The Washed service is restricted to adults (≥ 18 years). At signup you confirm legal age. We do not knowingly create accounts for minors. If we discover that an account was created by a minor, we delete it and purge the associated data as quickly as possible.

The Washed iOS app contains no advertising trackers. The only third-party SDKs embedded are Sentry (anonymized error reports only), Capacitor and its official plugins (notifications, camera, geolocation, storage — no network telemetry), APNS (Apple) and FCM (Google) only for push notifications triggered by our server.

The marketing site washedafrica.com may use aggregated traffic-analytics tools (Cloudflare Web Analytics), with no advertising cookie and no sharing with third-party marketing platforms.

Our main infrastructure is hosted in Paris (Fly.io region cdg). Your data transits and resides in a country with a data-protection framework equivalent to the European General Data Protection Regulation (GDPR).

A few providers are based outside the European Union — APNS and FCM in the United States for push notifications, PayDunya in Senegal and Côte d’Ivoire for mobile-money payment. The data transmitted to these providers is strictly limited to what is necessary for their function.

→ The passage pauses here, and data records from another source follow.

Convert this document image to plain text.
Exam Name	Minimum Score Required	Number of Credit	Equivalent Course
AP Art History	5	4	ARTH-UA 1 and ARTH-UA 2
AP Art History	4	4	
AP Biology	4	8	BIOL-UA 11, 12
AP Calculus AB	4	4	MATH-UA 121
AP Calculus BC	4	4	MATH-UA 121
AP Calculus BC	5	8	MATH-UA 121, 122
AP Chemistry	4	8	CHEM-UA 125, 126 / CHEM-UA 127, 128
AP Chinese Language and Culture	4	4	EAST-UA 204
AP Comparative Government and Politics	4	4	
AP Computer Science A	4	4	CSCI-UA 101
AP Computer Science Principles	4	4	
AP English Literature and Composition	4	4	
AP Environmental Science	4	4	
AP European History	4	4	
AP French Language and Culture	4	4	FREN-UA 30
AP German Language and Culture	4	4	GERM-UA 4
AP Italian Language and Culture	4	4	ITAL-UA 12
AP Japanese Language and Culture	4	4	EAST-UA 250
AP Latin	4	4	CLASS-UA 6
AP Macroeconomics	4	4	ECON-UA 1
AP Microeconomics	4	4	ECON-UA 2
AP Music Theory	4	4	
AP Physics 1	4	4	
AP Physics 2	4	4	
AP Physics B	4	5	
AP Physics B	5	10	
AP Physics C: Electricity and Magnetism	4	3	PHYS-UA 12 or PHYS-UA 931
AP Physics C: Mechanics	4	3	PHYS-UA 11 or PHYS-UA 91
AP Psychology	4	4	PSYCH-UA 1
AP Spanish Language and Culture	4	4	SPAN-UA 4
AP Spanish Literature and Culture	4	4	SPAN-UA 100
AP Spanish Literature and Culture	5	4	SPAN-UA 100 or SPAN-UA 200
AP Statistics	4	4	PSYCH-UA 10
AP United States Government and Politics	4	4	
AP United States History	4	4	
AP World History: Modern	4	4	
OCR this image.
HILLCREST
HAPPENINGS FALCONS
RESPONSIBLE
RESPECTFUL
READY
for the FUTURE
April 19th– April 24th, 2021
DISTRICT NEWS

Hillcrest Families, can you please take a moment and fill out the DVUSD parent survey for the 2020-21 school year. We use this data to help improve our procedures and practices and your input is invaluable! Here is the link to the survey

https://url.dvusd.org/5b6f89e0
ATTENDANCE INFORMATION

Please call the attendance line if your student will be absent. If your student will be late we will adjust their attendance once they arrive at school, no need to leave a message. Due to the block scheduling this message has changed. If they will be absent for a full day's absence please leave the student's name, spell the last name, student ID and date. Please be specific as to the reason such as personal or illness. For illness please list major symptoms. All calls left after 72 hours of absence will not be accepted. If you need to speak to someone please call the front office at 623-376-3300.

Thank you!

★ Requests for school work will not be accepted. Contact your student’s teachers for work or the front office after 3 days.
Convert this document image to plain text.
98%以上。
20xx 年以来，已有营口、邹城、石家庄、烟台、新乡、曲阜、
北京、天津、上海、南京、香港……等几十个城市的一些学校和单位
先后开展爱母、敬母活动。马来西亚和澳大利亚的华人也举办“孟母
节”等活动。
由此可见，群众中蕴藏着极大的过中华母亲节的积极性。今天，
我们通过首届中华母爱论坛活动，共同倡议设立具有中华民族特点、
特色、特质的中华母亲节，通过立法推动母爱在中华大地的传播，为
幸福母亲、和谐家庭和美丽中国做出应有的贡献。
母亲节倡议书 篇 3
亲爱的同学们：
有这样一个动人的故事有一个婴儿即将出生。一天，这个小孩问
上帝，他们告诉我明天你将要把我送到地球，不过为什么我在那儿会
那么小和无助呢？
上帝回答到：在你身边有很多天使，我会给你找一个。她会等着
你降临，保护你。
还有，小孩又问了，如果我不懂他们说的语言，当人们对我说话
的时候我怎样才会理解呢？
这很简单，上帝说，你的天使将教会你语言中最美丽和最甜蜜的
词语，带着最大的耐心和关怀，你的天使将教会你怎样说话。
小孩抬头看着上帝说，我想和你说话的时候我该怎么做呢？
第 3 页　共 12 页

We may modify this policy to reflect a service evolution or a new legal obligation. For a substantive change we notify you by in-app notification on the next launch and by email if we have a verified address on file.

You have 30 days to review the changes and, if appropriate, delete your account if they do not suit you. A minor change (spelling fix, drafting clarification) does not trigger this notification.

Version history is kept in the application source repository.

This policy is governed by Togolese law. For personal-data processing, it draws on European GDPR standards and the emerging case law of sub-regional authorities (CDP of Senegal, CDP of Benin) pending the effective deployment of the IPDCP in Togo.

Any dispute relating to this policy falls under the jurisdiction of the courts of Lomé.